Iranian crude output hit 3.1 million barrels a day, or mbd, in August, noted Carsten Fritsch, commodity analyst at Commerzbank, in a Tuesday note, the highest since U.S. sanctions came back into force in the fall of 2018, after the Trump administration withdrew from the Iranian nuclear accord (see chart below).

Though no official figures are available, it’s estimated that Iranian crude exports were as high as 2 mpd in August.

“The U.S. has apparently been pursuing a laissez-faire approach to the enforcement of sanctions in recent months so as to offset at least part of the decrease in OPEC+ supply. It is hardly likely to maintain this policy now given Iran’s open show of support for Hamas,” Fritsch said. Full enforcement of sanctions could cut Iranian exports by as much as 1 mbd.

“Though this would further tighten the oil market in the current environment, it would not result in the kind of acute shortage that would massively drive up prices,” he said.

See: Will Israel-Gaza war sink stocks and shake the global economy? Watch oil prices.

Elsewhere, as tensions in the Middle East rise along with supply concerns, the U.S. may be “re-evaluating sanctions on Venezuela,” said StoneX’s Kansas City energy team. “Easing of sanctions would allow more companies and countries to import crude from Venezuela.”

Reuters reported Monday that sources said Venezuela and the U.S. have progressed in talks that could provide sanctions relief to Venezuela.

“It appears that this headline has received more attention since the recent Hamas attacks and is likely an attempt to quell fears over oil market supply disruptions rather than affirmed deals being made,” said the Kansas City energy team at StoneX.

Meanwhile, traders will look to reports this week for supply and demand updates on the oil market.

The Energy Information Administration will release its monthly Short-term Energy Outlook on Wednesday.
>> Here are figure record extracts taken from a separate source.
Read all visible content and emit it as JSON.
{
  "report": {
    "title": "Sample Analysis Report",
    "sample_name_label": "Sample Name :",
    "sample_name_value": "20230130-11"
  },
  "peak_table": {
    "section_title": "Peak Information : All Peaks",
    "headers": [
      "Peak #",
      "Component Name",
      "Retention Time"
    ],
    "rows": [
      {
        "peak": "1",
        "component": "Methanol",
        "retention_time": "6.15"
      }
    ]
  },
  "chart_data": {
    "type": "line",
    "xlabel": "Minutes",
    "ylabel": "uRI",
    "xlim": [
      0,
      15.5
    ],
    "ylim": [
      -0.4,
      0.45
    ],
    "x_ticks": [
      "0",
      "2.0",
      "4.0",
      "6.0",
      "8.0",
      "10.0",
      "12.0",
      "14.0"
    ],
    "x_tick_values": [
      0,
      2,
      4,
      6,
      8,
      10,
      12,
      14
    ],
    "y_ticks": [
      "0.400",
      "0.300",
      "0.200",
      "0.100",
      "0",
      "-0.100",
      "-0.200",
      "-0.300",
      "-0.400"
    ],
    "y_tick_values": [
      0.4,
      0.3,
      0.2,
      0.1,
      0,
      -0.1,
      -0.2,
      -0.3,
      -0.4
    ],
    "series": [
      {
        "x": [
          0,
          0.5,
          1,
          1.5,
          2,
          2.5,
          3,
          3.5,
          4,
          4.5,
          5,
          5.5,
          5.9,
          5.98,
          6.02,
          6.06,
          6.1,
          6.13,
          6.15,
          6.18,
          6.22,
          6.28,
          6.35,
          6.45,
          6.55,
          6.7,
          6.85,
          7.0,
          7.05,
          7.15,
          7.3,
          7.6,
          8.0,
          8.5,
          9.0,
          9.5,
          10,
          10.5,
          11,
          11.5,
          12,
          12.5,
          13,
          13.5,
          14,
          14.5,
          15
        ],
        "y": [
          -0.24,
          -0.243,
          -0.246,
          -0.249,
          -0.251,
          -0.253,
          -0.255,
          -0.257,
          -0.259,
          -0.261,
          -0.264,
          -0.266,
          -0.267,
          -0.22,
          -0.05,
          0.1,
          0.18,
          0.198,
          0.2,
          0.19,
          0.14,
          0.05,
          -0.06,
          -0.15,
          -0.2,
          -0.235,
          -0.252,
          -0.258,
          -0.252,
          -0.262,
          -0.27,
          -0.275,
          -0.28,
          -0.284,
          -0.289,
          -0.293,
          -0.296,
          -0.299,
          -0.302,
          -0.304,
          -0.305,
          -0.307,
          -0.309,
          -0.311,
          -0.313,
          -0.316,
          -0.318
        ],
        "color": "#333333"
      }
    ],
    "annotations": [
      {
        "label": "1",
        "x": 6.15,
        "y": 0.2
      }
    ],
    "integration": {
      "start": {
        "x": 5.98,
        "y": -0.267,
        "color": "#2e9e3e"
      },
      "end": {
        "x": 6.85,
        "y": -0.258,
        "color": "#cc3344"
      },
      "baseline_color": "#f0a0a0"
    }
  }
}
OPEC and the International Energy Agency will release separate monthly oil reports on Thursday.

Also Thursday, the EIA will issue its weekly U.S. petroleum supply report. That would come a day later than usual due to the Columbus Day and Indigenous Peoples’ holiday on Monday.

On average for the week ended Oct. 6, analysts expect the supply report to show a supply climb of 200,000 barrels for crude, according to a survey conducted by S&P Global Commodity Insights. They also forecast inventories declines of 1.1 million barrels for gasoline and 1.8 million barrels for distillates.